At its peak, the blaze enveloped about 40 tonnes of plastics and 15 tonnes of wooden pallets at Wavin Plastics, on Meadowfield Industrial Estate, west of the city.
Materials both stored outside on a yard and inside a factory building went up in flames.
Company staff were on site when the fire broke out but no-one was hurt and the wind blew much of the smoke away from residential areas, towards the A167.
Six fire engines, 40 firefighters, an aerial ladder platform and breathing apparatus were rushed to the scene, while police blocked nearby roads, asked residents to close their windows and evacuated curious onlookers away from the unit's perimeter fence.
The emergency services were called to the blaze shortly after 2pm, with firefighters, at times using five water jets, taking about 90 minutes to bring it under control.
Dave Turnbull, group manager for the County Durham and Darlington Fire and Rescue Service, said the blaze started quite prolifically but firefighters, with the help of the factory's internal sprinkler system, knocked it down extremely quickly and the firm's management was very pleased with the service's response.

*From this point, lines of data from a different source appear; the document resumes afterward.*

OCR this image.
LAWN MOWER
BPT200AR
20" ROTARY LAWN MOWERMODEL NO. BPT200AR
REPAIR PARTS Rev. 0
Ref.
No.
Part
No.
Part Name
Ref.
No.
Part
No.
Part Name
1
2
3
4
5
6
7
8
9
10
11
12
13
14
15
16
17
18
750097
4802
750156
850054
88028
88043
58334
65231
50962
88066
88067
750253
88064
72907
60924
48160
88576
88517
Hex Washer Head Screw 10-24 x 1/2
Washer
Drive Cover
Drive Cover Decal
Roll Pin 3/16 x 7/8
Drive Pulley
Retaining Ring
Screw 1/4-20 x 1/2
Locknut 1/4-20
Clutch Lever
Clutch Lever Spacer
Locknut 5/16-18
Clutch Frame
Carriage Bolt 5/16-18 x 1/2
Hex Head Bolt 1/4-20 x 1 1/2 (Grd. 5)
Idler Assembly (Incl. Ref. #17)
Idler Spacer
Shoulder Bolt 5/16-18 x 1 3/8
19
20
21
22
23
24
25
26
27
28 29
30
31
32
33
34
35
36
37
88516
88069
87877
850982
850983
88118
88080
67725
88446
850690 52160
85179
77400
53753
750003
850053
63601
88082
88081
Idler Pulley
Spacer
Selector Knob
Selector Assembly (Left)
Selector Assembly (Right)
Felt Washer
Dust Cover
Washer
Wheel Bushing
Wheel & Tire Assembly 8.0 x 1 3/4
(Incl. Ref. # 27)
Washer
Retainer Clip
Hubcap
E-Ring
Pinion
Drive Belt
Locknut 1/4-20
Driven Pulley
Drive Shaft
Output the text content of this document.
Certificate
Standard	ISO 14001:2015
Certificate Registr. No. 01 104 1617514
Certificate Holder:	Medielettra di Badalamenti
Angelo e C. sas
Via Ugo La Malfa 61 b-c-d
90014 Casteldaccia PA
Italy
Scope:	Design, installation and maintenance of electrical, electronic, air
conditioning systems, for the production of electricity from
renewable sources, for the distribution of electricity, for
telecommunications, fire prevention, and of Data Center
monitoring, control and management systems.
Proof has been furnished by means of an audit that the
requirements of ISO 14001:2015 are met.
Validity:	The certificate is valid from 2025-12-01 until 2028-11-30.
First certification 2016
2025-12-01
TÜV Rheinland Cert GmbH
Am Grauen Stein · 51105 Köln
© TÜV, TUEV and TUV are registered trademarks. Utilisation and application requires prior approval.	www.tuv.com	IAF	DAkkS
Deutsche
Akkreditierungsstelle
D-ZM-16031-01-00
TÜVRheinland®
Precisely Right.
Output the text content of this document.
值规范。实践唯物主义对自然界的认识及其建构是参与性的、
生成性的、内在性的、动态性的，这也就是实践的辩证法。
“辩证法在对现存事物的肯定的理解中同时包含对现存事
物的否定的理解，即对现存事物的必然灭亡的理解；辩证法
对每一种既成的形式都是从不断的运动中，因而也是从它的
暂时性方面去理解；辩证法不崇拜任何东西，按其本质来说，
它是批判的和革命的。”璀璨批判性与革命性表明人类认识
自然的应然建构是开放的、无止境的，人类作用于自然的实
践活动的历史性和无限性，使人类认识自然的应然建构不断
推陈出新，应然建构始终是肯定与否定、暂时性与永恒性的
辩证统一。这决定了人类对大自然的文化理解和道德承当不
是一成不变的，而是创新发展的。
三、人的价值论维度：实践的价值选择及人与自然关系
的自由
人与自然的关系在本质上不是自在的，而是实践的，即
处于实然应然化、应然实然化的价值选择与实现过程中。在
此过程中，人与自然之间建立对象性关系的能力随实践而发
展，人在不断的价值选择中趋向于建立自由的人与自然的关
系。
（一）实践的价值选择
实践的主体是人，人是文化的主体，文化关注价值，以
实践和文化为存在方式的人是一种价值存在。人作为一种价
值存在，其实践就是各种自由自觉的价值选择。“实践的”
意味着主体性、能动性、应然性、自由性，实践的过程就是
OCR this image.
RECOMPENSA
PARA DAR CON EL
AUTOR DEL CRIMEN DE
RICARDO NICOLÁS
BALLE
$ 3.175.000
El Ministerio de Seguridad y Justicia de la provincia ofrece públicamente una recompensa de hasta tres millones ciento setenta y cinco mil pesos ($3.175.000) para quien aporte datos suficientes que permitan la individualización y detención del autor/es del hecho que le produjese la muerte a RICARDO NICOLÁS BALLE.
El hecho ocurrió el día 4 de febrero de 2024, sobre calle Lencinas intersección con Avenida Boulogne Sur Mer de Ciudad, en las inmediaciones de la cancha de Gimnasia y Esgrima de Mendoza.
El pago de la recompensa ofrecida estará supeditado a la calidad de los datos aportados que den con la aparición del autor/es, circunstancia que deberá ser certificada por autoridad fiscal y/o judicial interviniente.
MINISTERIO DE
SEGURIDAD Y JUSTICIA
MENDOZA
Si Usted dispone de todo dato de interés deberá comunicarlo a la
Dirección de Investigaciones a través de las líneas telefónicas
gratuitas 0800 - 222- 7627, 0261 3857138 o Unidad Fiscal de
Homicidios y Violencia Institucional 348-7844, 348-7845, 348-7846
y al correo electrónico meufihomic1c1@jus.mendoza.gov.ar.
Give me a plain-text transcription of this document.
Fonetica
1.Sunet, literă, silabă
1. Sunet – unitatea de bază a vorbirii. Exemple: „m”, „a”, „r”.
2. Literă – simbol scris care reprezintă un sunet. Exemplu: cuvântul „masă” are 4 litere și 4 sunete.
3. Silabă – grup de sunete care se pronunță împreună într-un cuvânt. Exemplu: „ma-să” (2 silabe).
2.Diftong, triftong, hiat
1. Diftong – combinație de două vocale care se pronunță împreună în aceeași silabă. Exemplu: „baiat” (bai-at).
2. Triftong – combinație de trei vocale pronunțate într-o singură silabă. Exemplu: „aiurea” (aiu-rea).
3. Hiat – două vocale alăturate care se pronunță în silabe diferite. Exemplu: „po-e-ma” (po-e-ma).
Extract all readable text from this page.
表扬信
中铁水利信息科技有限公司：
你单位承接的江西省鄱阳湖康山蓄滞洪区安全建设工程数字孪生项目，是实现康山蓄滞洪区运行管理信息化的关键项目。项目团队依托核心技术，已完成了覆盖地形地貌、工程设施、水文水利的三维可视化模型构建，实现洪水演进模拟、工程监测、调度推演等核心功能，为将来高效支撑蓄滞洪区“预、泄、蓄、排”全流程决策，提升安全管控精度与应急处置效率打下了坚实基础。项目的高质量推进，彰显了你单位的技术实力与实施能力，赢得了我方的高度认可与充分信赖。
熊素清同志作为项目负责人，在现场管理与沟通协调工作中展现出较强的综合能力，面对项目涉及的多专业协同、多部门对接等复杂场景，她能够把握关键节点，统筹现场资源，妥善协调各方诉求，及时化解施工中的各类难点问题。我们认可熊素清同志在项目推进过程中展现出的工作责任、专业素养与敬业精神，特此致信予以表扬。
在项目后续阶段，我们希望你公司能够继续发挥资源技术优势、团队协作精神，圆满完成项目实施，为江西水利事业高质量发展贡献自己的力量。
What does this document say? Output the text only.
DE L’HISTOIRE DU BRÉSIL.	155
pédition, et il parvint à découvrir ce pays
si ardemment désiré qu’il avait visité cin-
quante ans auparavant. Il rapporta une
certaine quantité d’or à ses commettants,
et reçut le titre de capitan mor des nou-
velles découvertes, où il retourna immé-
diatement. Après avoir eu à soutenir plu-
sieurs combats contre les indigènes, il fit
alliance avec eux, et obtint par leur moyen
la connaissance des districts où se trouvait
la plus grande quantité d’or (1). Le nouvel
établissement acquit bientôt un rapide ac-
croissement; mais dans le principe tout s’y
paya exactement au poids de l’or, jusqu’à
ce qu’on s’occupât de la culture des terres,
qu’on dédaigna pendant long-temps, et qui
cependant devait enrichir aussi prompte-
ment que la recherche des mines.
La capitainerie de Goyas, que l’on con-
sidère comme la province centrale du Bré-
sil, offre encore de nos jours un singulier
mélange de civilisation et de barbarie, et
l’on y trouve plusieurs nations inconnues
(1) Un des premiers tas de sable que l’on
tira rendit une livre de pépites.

Mr Turnbull added he hoped the fire would be entirely extinguished late last night.
A investigation into the cause of the fire will be launched today, but it is not thought to be suspicious.
The incident comes under three months after thousands of shredded tyres caught fire at the EnivroTyres recycling unit, less than a mile away on Littleburn Industrial Estate.
The tyre blaze, which burned for several weeks from Wednesday, April 21, caused a plume of thick black smoke to rise hundreds of feet into the sky, so it could be spotted from as far afield as Morpeth, in Northumberland, and Teesside.
Following a £1.28m expansion in 1989, Wavin Plastics became the biggest polyethylene plant in Europe, with a capacity of 23,000 tonnes a year and a £40m turnover.
However, the firm suffered falling demand in the early 1990s, leading to 110 job losses in 1993, which cut the workforce to 260.